The most structurally deficient bridge in New Jersey is right here in Bergen County, according to a new study.
The Court Street Bridge a mile north of I-80 in Hackensack, which has been recently repaired, sits at the bottom of the list of deficient bridges across the state, according to a NJ Spotlight analysis of data from the National Bridge Inventory.
The analysis looked at infrastructure across the state and found that one in four bridges "is in poor condition or inadequate to handle modern traffic loads."
The price tag to fix the deficiencies across Bergen County comes in at approximately $400 million, while the cost to fix bridges across New Jersey is approximately $6 billion.
According to NJ Spotlight, however, the ultimate cost to repair bridges statewide may end up being even higher because some of the NBI cost estimates may date back several years.
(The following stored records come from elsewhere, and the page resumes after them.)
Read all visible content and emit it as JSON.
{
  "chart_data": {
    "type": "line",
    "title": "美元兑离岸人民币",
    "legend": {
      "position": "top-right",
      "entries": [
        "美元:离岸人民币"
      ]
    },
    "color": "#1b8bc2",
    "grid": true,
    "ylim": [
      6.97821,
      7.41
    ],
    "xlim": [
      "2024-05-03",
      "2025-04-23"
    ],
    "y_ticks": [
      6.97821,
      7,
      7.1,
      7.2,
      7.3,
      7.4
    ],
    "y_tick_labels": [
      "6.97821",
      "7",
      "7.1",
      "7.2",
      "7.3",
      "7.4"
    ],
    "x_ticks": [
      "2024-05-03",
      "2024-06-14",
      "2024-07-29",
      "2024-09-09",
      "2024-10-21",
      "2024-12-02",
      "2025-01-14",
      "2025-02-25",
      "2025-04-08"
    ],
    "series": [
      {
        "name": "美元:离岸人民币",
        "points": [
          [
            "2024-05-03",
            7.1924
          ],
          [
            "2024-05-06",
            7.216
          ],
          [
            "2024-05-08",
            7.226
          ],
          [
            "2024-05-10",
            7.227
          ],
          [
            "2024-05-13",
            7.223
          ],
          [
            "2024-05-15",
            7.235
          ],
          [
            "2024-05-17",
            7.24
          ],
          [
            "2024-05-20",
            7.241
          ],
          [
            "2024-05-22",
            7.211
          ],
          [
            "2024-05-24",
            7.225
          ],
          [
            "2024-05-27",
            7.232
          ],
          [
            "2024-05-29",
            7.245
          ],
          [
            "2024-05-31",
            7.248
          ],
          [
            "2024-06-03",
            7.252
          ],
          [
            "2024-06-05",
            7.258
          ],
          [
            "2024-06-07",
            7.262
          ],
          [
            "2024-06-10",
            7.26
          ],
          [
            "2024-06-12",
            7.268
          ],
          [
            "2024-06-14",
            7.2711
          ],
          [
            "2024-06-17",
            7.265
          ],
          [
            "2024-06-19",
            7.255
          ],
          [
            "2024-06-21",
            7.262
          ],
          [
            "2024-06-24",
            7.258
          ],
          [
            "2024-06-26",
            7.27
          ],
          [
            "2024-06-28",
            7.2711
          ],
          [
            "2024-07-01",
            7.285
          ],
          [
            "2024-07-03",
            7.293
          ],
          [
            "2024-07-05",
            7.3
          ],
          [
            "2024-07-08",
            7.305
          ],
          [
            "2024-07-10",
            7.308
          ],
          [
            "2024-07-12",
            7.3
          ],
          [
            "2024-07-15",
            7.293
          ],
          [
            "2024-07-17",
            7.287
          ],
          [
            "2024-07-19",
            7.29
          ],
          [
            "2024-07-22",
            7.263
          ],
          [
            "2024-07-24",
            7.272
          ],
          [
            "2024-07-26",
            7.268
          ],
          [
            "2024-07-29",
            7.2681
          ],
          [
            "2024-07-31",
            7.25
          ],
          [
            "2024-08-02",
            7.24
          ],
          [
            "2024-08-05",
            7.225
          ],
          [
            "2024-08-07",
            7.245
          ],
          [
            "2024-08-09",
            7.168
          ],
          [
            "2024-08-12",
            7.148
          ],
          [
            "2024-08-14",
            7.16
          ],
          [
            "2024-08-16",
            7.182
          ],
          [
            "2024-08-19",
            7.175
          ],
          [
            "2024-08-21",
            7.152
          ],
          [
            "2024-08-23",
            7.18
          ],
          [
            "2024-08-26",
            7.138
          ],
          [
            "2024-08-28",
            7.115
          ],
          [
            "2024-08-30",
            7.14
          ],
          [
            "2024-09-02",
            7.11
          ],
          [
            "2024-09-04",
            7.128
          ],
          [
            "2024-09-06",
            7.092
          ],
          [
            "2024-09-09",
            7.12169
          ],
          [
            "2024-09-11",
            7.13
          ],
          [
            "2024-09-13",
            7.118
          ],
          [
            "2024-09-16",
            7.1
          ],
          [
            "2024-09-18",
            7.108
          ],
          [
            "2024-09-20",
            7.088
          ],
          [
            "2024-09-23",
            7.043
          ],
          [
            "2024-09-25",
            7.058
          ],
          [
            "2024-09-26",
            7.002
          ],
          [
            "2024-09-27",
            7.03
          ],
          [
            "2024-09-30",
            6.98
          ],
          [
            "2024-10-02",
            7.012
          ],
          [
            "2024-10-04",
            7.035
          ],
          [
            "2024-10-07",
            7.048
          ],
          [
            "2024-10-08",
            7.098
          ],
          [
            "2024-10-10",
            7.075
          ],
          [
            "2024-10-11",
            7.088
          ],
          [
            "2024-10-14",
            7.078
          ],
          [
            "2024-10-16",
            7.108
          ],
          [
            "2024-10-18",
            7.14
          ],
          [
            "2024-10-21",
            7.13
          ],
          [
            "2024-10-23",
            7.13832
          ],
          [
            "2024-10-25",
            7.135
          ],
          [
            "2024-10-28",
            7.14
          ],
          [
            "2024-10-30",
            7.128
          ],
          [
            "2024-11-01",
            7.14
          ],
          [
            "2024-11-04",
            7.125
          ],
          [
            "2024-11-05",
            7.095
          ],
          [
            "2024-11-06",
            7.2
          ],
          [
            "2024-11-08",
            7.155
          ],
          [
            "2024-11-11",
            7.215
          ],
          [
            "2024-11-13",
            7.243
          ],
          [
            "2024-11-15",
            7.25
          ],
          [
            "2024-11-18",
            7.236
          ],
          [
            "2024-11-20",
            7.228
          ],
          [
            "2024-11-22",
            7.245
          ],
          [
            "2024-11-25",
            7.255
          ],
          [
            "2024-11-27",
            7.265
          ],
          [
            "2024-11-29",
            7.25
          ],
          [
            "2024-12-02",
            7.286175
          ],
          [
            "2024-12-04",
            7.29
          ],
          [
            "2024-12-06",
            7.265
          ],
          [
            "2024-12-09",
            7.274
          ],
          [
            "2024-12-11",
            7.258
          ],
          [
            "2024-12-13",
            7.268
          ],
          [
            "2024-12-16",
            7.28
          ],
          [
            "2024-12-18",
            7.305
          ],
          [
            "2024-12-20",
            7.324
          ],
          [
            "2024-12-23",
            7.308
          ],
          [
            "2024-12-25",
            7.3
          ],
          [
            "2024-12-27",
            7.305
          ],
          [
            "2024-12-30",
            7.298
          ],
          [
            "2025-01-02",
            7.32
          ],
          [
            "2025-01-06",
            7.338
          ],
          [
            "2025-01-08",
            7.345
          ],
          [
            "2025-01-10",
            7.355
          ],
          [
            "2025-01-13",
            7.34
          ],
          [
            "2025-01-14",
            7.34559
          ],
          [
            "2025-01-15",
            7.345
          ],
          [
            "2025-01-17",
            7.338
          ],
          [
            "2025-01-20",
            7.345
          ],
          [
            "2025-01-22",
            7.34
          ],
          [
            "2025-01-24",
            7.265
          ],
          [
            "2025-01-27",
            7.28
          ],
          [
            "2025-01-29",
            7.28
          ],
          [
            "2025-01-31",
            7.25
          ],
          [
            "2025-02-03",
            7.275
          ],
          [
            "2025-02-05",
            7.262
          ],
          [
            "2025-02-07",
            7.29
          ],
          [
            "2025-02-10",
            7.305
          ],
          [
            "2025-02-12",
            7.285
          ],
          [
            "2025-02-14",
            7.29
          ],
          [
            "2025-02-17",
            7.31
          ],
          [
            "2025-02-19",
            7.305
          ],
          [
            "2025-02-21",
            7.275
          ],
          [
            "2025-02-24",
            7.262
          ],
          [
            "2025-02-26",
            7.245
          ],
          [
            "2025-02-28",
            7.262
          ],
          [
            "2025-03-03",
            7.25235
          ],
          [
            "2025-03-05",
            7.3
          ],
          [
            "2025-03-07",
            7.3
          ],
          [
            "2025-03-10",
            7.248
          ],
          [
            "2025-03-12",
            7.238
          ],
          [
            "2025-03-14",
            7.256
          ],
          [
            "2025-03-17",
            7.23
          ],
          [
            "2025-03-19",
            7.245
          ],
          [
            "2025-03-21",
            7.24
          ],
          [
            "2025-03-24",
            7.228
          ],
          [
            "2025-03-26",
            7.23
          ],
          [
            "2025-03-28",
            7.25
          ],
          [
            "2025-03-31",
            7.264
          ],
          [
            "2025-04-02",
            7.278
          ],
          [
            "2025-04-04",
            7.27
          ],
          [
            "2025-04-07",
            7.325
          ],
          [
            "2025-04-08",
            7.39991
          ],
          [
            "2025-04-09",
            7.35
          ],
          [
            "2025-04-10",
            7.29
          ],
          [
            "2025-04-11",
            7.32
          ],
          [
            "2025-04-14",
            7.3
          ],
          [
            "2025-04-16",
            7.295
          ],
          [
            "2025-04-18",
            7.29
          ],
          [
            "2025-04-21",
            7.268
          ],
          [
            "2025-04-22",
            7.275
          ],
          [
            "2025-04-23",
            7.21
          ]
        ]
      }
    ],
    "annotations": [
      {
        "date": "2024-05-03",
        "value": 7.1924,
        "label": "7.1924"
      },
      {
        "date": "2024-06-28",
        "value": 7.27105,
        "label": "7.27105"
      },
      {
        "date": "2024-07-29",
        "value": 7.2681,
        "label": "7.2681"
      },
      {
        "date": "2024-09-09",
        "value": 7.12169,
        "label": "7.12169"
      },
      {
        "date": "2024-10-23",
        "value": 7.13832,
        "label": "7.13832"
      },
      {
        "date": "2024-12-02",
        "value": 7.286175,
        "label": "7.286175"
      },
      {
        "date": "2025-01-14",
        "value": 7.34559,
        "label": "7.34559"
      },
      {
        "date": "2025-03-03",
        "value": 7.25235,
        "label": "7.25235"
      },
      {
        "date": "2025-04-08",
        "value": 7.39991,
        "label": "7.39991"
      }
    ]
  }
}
The average age for the 904 bridges inventoried by the NBI is 52 years, according to the study. Of those 904 bridges, 6 percent are structurally deficient and another 20 percent are functionally obsolete.
Across the state 9.3 were rated “structurally deficient,” a term meaning the bridges are in a deteriorated condition or the pass below the bridge is inadequate. Still another 16.3 percent are “functionally obsolete,” which means lane, shoulder and other clearances were deficient, or the bridges occasionally flooded.
Federal highway officials note that the designations do not necessarily mean the bridges are critically unsafe, but that they are in need rehab, repair or replacement.
The Court Street Bridge underwent extensive rehabilitation over the past several years to the tune of $19.2 million, according to northjersey.com. More than $17 million came from a 2010 federal stimulus package.
The bridge was reopened in September last year, presumably after the NBI data had been compiled.